DataCollator for list of inputs?

Hi everyone,

I know that Longformer exists for long text sequences, but I’ve built a “sliding window” function for BERT inference that works pretty damn well. I tokenize the whole report, grab 512 token sections with overlap, run inference on each section, and average the logits before continuing normally. Only about 20% of my expected data are expected to be over the 512 token limit.

I’ve been looking into training my model with the intention of running inference over multiple segments of the text instead of just truncating to 512 and losing context from later in the text. I’m planning on implementing the following:

  1. data preprocessor that tokenizes the text, splits it into 512 token chunks (with some overlap) , and then puts it into a list object

  2. forward() function that takes a list of tokenized text instead of just a single dictionary. The forward() function will run inference on all objects in the list and then average the logits and calculate loss on the averaged logits.

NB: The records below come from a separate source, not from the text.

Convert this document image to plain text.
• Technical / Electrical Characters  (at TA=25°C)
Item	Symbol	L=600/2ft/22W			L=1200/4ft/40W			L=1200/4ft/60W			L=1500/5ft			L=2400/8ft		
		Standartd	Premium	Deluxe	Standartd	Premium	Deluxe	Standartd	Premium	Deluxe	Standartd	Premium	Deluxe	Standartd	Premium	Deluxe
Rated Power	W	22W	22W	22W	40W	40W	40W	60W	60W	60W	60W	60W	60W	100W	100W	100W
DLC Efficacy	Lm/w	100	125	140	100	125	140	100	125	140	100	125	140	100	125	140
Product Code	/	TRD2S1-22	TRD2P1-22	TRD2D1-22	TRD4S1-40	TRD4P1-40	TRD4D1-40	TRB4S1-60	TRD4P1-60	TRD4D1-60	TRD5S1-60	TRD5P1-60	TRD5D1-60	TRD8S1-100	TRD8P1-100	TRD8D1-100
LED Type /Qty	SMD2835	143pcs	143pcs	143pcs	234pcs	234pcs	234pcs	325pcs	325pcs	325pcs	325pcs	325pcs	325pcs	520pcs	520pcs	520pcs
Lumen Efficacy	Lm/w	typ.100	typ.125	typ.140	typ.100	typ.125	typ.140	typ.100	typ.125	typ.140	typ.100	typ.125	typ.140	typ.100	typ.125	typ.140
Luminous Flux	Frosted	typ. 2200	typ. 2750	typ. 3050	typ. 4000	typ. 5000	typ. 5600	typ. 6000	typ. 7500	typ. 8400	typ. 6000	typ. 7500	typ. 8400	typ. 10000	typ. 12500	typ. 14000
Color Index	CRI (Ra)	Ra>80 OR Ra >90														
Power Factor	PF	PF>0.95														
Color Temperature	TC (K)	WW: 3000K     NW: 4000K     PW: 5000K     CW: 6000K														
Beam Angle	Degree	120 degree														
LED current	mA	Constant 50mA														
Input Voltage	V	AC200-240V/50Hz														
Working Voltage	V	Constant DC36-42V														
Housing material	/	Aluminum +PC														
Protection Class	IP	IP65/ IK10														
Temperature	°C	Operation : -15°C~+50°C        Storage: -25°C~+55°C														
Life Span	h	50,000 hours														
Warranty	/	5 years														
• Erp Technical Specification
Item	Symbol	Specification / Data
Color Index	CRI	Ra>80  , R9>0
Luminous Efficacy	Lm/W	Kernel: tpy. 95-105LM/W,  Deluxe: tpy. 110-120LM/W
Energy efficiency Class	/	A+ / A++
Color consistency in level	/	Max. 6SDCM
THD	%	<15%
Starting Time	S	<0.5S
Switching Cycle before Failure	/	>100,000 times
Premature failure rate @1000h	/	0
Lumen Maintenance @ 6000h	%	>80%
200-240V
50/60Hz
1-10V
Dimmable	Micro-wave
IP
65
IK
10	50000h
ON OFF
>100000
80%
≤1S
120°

The question I have is what I’ll have to do for the DataCollator. I took a quick look at the code, but I’m not sure if I’ll need to do anything particular/unique to make it work with my forward function. Does anyone have any advice on this?

Alternatively, has this been done before, or is there an easier way to achieve similar results? I considered pre-tokenizing my reports, splitting them, and then decoding them and then attach the same label to all of the sections. Would that yield “good enough” results?